China's economic reopening is belated, but is much needed to control inflationary pressures in the U.S., Jeremy Siegel, Wharton School of Business professor said on CNBC's "Street Signs Asia."

"For the U.S., we import so much from China, if those supply chains get normalized, that would bring down inflation, so I applaud China's move," he said. "It's way too late, it should have been earlier, but it is needed," he said.

Siegel added that he expects the U.S. Federal Reserve to hike rates once more in February's meeting by 25 basis points before pivoting.

— Jihye Lee

CNBC Pro: Missed China's reopening rally? Bank of America names global stocks to ride the second-leg

Investors will have a second opportunity to take part in the stock market rally after China announced a relaxation of Covid-19 restrictions, according to Bank of America.

The bank named more than 10 stocks after having found "green shoots of recovery in high-frequency data" that point toward rising earnings at companies exporting to China.

CNBC Pro subscribers can read more here.

— Ganesh Rao

Fed announces 50 point rate hike

The Fed announced it will raise interest rates by 50 basis points, marking an end to the pattern of 75 point hikes seen in recent months.

Before this move, the Fed had raised rates by 75 basis points at the last four meetings. A basis point is equivalent to 0.01%.

The 50 basis point hike was widely expected ahead of the meeting.

It's the final policy decision expected from the central bank in 2022.

Alex Harring

Powell wants 'substantially more evidence' that inflation is cooling

Federal Reserve Chairman Jerome Powell said Wednesday the recent positive signs for inflation aren't enough for the central bank to ease back on interest rate increases.

"It will take substantially more evidence to have confidence that inflation is on a sustained downward" path, Powell said during his post-meeting news conference.

The comments came as the Fed raised its benchmark rate another half percentage point and indicated at least another three-quarters of a point in hikes are coming. The decision also occurs a day after November's consumer price index reading was up just 0.1%, an indication that inflation may have peaked.

However, Powell said inflation remains a problem.

"Price pressures remain evident across a broad range of goods and services," Powell added.

—Jeff Cox

European markets: Here are the opening calls

European markets are heading for a lower open Thursday as investors react to the latest monetary policy decision and comments from the U.S. Federal Reserve.

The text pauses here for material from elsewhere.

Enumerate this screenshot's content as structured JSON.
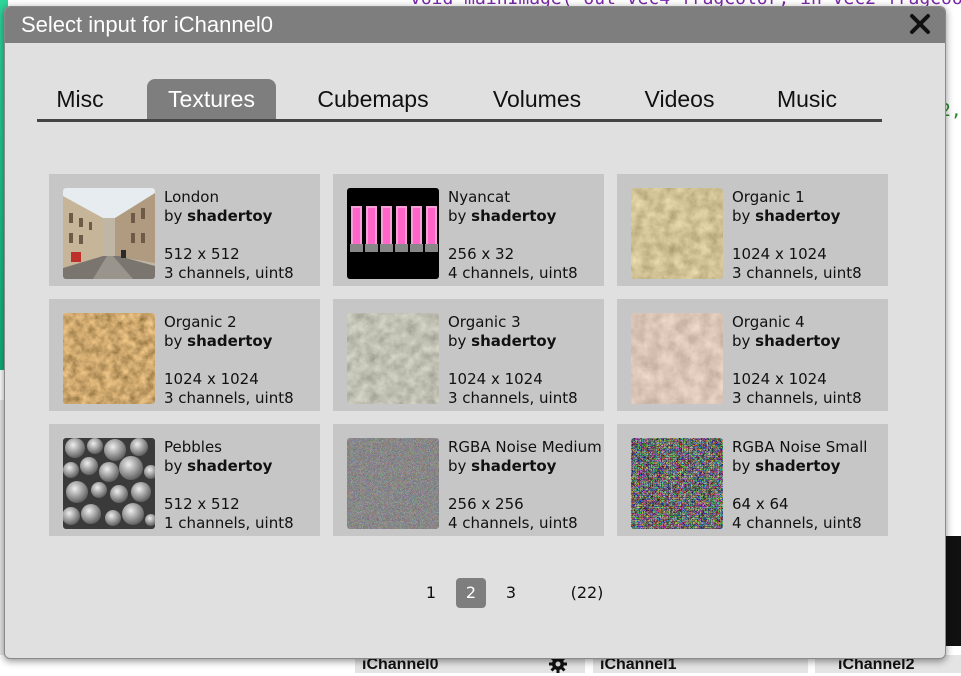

The U.K.'s FTSE 100 index is expected to open 5 points lower at 7,489, Germany's DAX 51 points lower at 14,410, France's CAC down 20 points at 6,708 and Italy's FTSE MIB down 116 points at 24,448, according to data from IG.

There are earnings due from K&M and Currys, and data releases include November new car registrations for several European countries. The Bank of England is expected to announce another rate hike to combat inflation.